To be clear, that’s not what Vukićević thinks, but with Microsoft having long been accused of doing the same, it’s not surprising that the conspiracy claim is making the rounds on Slashdot and elsewhere.
However, perhaps the best explanation for the private APIs used in WebKit and Safari, comes from Safari developer David Hyatt who commented on Vukićević’s post, saying, “many of the private methods that WebKit uses are private for a reason. Either they expose internal structures that can’t be depended on, or they are part of something inside a framework that may not be fully formed.”
In other words, Apple takes advantage of its latest API hooks before it recommends that outside applications do the same. The flip side of that is that Apple is limiting access to potentially better tools, in favor of more stable tools.
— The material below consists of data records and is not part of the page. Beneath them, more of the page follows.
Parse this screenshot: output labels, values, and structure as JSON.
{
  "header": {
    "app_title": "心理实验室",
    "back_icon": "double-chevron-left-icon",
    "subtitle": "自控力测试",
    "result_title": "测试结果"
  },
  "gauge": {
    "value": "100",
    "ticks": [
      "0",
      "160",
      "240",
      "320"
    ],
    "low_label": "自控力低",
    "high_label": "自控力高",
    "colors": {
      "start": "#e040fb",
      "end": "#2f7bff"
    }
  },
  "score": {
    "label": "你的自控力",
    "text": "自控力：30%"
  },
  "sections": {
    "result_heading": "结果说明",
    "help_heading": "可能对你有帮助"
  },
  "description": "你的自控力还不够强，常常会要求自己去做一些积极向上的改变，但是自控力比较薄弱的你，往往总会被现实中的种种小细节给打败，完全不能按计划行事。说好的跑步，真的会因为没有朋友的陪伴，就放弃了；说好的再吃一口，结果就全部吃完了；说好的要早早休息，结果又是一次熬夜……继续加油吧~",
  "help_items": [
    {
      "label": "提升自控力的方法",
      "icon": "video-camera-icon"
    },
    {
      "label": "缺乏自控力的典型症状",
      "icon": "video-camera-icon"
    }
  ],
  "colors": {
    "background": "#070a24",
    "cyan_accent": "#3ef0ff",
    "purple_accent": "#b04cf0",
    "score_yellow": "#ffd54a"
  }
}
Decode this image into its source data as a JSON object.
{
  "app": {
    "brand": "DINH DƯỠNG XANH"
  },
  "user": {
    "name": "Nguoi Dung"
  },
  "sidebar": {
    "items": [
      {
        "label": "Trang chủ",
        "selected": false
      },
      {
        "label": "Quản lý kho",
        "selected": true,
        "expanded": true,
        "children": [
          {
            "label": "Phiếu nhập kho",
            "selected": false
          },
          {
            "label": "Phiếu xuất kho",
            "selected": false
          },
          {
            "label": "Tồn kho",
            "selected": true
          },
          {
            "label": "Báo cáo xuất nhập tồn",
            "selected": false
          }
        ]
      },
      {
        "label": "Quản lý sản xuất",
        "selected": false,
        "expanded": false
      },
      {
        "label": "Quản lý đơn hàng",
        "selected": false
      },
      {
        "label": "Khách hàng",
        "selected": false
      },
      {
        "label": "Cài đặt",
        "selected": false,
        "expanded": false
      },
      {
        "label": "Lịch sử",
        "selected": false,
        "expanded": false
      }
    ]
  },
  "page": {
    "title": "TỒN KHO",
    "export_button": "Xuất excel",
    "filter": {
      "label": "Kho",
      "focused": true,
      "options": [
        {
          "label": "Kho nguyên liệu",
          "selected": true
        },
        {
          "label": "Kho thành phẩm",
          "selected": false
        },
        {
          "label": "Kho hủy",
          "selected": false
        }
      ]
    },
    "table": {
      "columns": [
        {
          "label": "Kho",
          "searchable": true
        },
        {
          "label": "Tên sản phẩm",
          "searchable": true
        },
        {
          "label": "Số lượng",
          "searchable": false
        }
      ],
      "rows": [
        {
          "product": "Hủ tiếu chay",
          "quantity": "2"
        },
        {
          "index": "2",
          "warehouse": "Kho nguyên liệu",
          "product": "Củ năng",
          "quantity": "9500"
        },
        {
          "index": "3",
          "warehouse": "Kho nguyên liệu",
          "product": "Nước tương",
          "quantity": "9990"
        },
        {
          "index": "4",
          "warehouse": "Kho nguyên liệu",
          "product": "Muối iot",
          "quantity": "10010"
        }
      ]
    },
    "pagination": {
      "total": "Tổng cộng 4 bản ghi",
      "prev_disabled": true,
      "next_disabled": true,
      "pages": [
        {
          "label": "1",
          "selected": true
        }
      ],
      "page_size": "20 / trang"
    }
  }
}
Indeed, were Apple to take the opposite position, developers would complain that their applications were break with every OS update.
Slashdot conspiracy theorists aside, Vukićević has point when he writes that developers have much “more reason to complain when they use something undocumented that changes in the future, vs. using something that’s explicitly documented to be subject to change.”
And to that end David Hyatt claims that the Safari/WebKit team is working on documenting the other, mysterious APIs as best it can.
As for Firefox 3’s newfound speed boost, look for that to show up in the fourth and final beta.